The command above asumes that your Python interpreter is aliased to python and references a version equal to or greater than 3.10

Alternatively, it is also possible to clone this repository and install the package via pip and/or build.

Usage

Here is an usage example. Feel free to take a look at other examples in the corresponding section of the repository.

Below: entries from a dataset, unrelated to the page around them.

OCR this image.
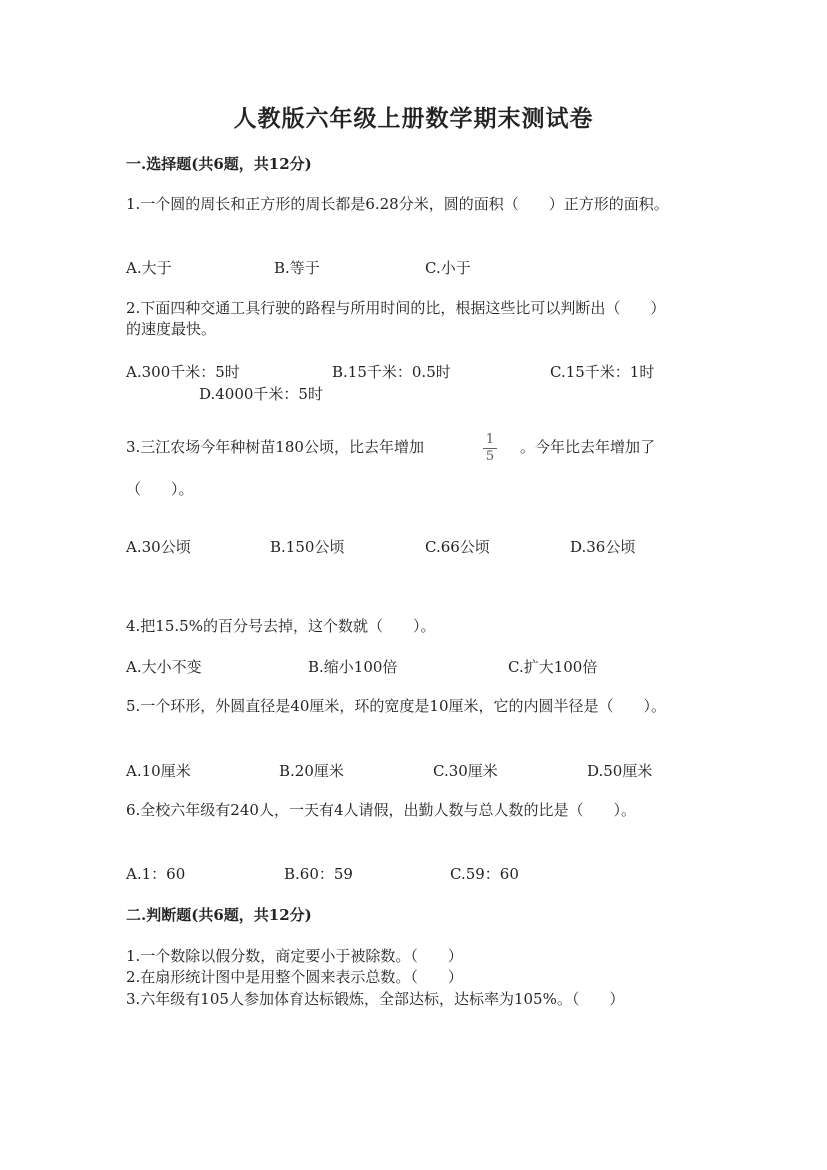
人教版六年级上册数学期末测试卷
一.选择题(共6题，共12分)
1.一个圆的周长和正方形的周长都是6.28分米，圆的面积（　　）正方形的面积。
A.大于	B.等于	C.小于
2.下面四种交通工具行驶的路程与所用时间的比，根据这些比可以判断出（　　）的速度最快。
A.300千米：5时	B.15千米：0.5时	C.15千米：1时
D.4000千米：5时
3.三江农场今年种树苗180公顷，比去年增加	1
5
。今年比去年增加了
（　　）。
A.30公顷	B.150公顷	C.66公顷	D.36公顷
4.把15.5%的百分号去掉，这个数就（　　）。
A.大小不变	B.缩小100倍	C.扩大100倍
5.一个环形，外圆直径是40厘米，环的宽度是10厘米，它的内圆半径是（　　）。
A.10厘米	B.20厘米	C.30厘米	D.50厘米
6.全校六年级有240人，一天有4人请假，出勤人数与总人数的比是（　　）。
A.1：60	B.60：59	C.59：60
二.判断题(共6题，共12分)
1.一个数除以假分数，商定要小于被除数。（　　）
2.在扇形统计图中是用整个圆来表示总数。（　　）
3.六年级有105人参加体育达标锻炼，全部达标，达标率为105%。（　　）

from scoretree import Score, ScoreArea, ScoreTree

# Define a score tree:
st = ScoreTree([
    # Add a list of areas to be evaluated:
    ScoreArea(name=f"Simulation", weight=1, items=[
        # Each area can contain other areas and/or scores:
        ScoreArea("Stop maneuver", .2, [
            # Scores are the minimal grading unit:
            Score(
                name="Distance to end",
                weight=.8,
                score_range=(0, 10),
                value=9.8848,
                inverse=True
            ),
            Score("Deceleration intensity", .2, (0, 20), value=185555)
        ]),
        # Different instance creation syntax:
        ScoreArea("Track performance", .8, [
            Score("Speed", .3, (0, 20), 5),
            ScoreArea("Efficiency", .7, [
                Score("Track time", .5, (0, 40), 30),
                Score("Track distance", .5, (0, 200), value=10, inverse=True)
            ])
        ])
    ])
], colorized=True)  # Enable or disable colorized output.

print(f"Total simulation score: {st.score}")

This would be the colorized output for the code snippet above:

sample_output

Contributing

Since this is a very small project that can be easily improved and can expand its functionality way further down the development process, any contributions, suggestions or bug reports are more than welcome!